では聞きますが数学の演繹の出発点の公理系そのものの妥当性、正当性は何によってどう担保されているのでしょうか? 本質的に間主観性としての、つまり主観の寄せ集めの仮決めでしかないと思いますが。

 という質問が来たので、ちょうどいい機会だから公理について書いてみる。もともとの質問への回答でだいたい言い尽くされているような気もするが。

 数学の演繹の出発点の公理系そのものの妥当性、正当性は何によってどう担保されているのでしょうか?

 何によってもどうやっても担保されてなどいません。妥当性を担保されているものは公理ではありません。定理です。定理の妥当性を担保するのは公理です。で、じゃあ公理って何なんだということになるわけですが、

 本質的に間主観性としての、つまり主観の寄せ集めの仮決めでしかないと思いますが。

 その通りです。公理っていうのは主観であろうが何であろうが根拠のない仮決めなのです。

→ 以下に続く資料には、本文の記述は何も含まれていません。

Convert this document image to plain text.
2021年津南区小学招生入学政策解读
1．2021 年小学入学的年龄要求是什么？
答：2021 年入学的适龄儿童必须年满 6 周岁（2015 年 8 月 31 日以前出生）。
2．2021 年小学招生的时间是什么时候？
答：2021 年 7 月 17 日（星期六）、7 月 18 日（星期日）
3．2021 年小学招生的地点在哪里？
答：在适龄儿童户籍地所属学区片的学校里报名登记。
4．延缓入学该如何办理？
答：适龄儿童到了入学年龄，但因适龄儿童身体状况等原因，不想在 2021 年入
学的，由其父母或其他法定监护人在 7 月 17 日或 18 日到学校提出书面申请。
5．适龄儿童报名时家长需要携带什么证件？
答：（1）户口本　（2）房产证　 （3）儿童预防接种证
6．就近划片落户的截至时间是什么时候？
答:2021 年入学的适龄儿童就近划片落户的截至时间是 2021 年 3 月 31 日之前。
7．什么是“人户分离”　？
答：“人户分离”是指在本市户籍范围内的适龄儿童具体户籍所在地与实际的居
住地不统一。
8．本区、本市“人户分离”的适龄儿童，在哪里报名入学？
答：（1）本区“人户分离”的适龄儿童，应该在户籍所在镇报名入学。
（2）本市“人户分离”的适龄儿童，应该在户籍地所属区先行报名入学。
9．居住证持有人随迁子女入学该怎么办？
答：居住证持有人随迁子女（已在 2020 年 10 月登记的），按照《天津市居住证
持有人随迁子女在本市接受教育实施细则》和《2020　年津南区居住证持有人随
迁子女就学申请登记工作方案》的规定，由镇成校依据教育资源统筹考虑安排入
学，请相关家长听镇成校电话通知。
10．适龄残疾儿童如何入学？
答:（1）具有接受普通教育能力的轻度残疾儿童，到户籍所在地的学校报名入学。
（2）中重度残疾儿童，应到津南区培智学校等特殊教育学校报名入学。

もし根拠があったらそれは公理ではなく定理で、その根拠の方が公理です。

 なんでそうなのかというと、もし公理に根拠がなければいけないとすると、その根拠の根拠はなんだ? という疑問がただちに生じて、根拠の根拠の根拠の……(∞)……という無限退行に陥って、いつまで経っても何も言えなくなります。

 それでは何も面白くないので、根拠なしにある一連のことを勝手に正しいと決めて「公理」と呼ぶことに決めるのです。以降は仮想問答。

 勝手に正しいと決めるって……それでいいの?

 それでいいんです。

 だって勝手に決めたらそれが妥当かどうかわからないじゃん。

 と思うでしょうけど、公理には妥当も不当もありません(自己矛盾している場合以外)。たとえば「全ての数は0に等しい」というような公理を持つ公理系を作ることは可能です。その公理系が“普通の”数学の公理系に比べてどっちが妥当だとか妥当でないとかいうことはありません。

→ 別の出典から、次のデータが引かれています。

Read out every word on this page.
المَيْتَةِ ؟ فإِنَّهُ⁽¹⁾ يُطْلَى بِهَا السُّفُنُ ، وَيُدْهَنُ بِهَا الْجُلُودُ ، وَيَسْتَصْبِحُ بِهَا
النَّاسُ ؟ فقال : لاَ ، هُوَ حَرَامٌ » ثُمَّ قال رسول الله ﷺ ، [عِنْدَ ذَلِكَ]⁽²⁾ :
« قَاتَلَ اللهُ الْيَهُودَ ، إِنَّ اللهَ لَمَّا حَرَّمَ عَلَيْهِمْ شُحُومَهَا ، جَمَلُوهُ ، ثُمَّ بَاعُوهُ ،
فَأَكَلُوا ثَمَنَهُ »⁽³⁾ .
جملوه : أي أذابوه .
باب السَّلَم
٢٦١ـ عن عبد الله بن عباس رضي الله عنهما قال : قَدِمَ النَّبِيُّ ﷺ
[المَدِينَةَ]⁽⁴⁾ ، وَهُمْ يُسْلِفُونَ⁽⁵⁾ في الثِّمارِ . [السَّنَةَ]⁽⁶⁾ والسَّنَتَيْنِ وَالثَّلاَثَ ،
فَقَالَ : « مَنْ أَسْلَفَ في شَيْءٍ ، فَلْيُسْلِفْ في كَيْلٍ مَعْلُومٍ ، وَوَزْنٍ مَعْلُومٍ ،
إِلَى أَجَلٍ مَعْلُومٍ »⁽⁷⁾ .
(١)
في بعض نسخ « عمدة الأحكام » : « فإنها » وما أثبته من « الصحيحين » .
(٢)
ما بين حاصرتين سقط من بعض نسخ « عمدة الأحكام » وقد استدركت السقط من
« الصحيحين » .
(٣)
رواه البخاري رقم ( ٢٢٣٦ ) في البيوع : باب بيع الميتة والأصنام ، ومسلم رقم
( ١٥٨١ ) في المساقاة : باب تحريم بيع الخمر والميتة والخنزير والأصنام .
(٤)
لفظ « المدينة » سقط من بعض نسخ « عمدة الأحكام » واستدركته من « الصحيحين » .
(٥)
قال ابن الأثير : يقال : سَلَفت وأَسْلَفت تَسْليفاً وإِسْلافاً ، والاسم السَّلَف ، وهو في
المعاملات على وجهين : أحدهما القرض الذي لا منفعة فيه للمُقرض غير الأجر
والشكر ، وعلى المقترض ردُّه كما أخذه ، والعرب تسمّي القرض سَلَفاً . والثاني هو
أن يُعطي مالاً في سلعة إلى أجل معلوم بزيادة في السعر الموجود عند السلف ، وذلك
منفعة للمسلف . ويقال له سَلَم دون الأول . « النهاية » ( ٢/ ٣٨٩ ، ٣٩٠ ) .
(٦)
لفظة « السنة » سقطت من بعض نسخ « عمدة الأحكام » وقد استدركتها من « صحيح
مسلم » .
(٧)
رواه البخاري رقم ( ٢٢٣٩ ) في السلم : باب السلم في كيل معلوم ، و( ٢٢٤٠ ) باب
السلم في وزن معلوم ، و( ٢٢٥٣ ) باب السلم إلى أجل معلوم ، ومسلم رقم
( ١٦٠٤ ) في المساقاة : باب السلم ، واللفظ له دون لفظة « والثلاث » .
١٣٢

 んなアホな。どんな公理も等しく妥当だっていうならどれも無意味って事になるじゃん。

 そうじゃありません。公理系の価値は、そこから導きうる様々な定理や結論が豊かで興味深いかどうか、あるいは現実に応用可能か、平たく言えば面白いかどうかで決まります。「全ての数は0に等しい」というような公理系は何もかもが自明で面白くないから誰も研究しないし話題にしないだけのことです。

 要するに公理はゲームのルールみたいなものです。「オセロはどうして自分の色が多いと勝ちなの?」という問いは馬鹿げてます。「作者がルールをそう決めたから。」以上の答えはありません。

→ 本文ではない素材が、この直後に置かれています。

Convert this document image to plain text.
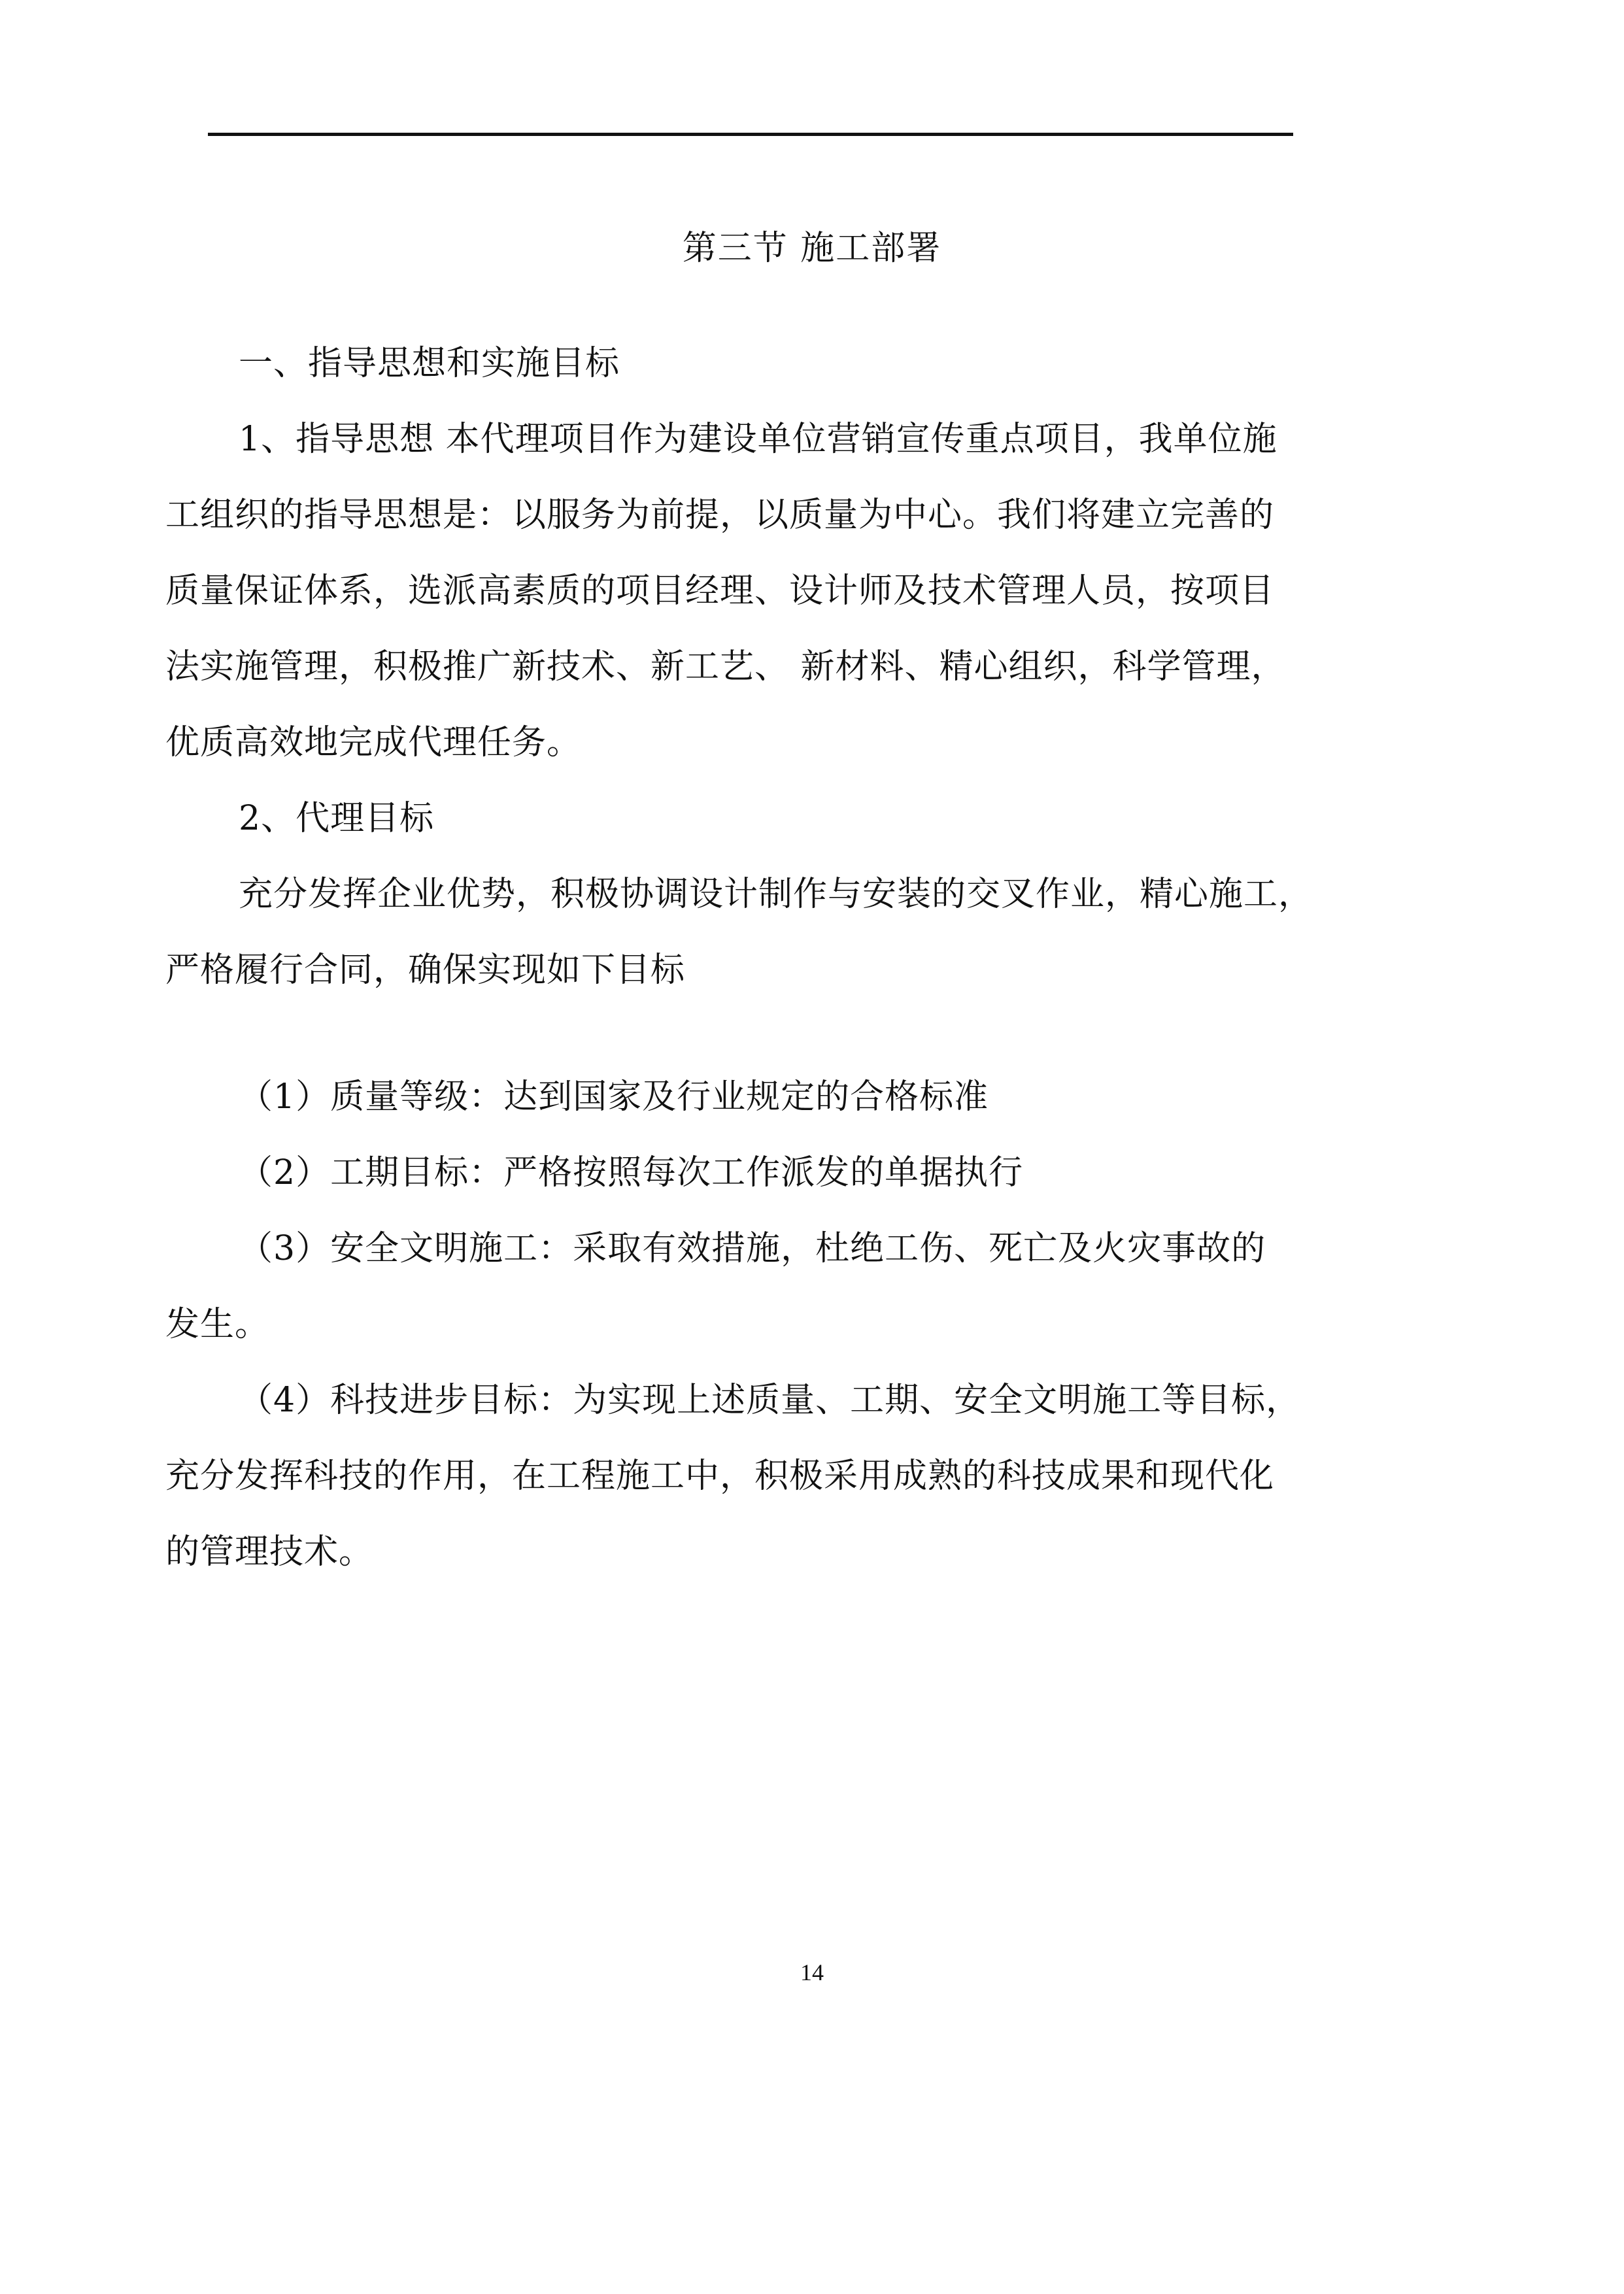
第三节 施工部署
一、指导思想和实施目标
1、指导思想 本代理项目作为建设单位营销宣传重点项目，我单位施
工组织的指导思想是：以服务为前提，以质量为中心。我们将建立完善的
质量保证体系，选派高素质的项目经理、设计师及技术管理人员，按项目
法实施管理，积极推广新技术、新工艺、 新材料、精心组织，科学管理，
优质高效地完成代理任务。
2、代理目标
充分发挥企业优势，积极协调设计制作与安装的交叉作业，精心施工，
严格履行合同，确保实现如下目标
（1）质量等级：达到国家及行业规定的合格标准
（2）工期目标：严格按照每次工作派发的单据执行
（3）安全文明施工：采取有效措施，杜绝工伤、死亡及火灾事故的
发生。
（4）科技进步目标：为实现上述质量、工期、安全文明施工等目标，
充分发挥科技的作用，在工程施工中，积极采用成熟的科技成果和现代化
的管理技术。
14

 「色の少ない方が勝ち。」とか「コマを指ではじいて回転させ、倒れたときに上になっている色を言い当てた方の勝ち。」とかいうルールを勝手に決めても別に悪いことはありません。

 そのルールが元のルールと比べて妥当であるとか妥当でないとか決める絶対の基準が宇宙のどこかにあるわけではありません。単にそれはオセロではなく、たぶんそんなに面白くないというだけのことです。

おまけ

コメント

  1. 匿名 より:

    > (自己矛盾している場合以外)
    サラっとかわしてますけど、勝手に決めたゲームのルール(公理)が自己矛盾していないことはどのように担保されているのですか?
    矛盾しているルール(公理系)からはどのプレーヤーも勝ちを主張できる(任意の命題を証明できる)ので「面白くない」、だから矛盾していると「わかっている」ルールは誰も研究しないですよね。よく仮定されているゲームのルール(たとえばZFC)を深く深く追いかけていくと実は矛盾していたという結末にならない保証はどこにあるのですか?

  2. 匿名 より:

    ↑おそらく根本の理解に至っていない。その上、論理を自分でわかりにくくしていると思う。
    あえてそのわかりにくい例でいうと、公理はそのゲームを形作るゲームソフトのプログラムやCG。もし「チート禁止」に数学の論理の言葉を当てはめるなら「仮定」。
    公理は無視するとかしないとかそういうものじゃない。そのHalfLifeっていうゲームが急にシムシティやセカンドライフになったりしないように。

  3. 匿名 より:

    なんか、わかったようなわからんような・・・
    オセロを引き合いに出すならコレもありなのか?
    HalfLifeでのチャレンジクエスト
    「屋上の敵を倒せるか?」(証明したい定理)
    『ただし、チート禁止』(公理)
    結果1:途中で道が切れてて絶対ムリぽ(証明できなかった)
    結果2:と思ったらヘタレプレイだったけど一応クリアできた(定理は正しいと証明できた)
    結果3:実は、下から飛び道具で秒殺できた(より洗練された公式が見つかった)
    ・・・ってことと同じでいいのかね?
    これなら・・・・
    クリアできる(証明できる)って事自体は覆されないが、もっと良い方法があったりする。また、チート使えば(公理を無視される)とクリアは簡単にできるが、チャレンジ自体が意味なくなる。
    ・・・ってことを自分なりに解りやすいように捉えたがワケだが・・・合ってる?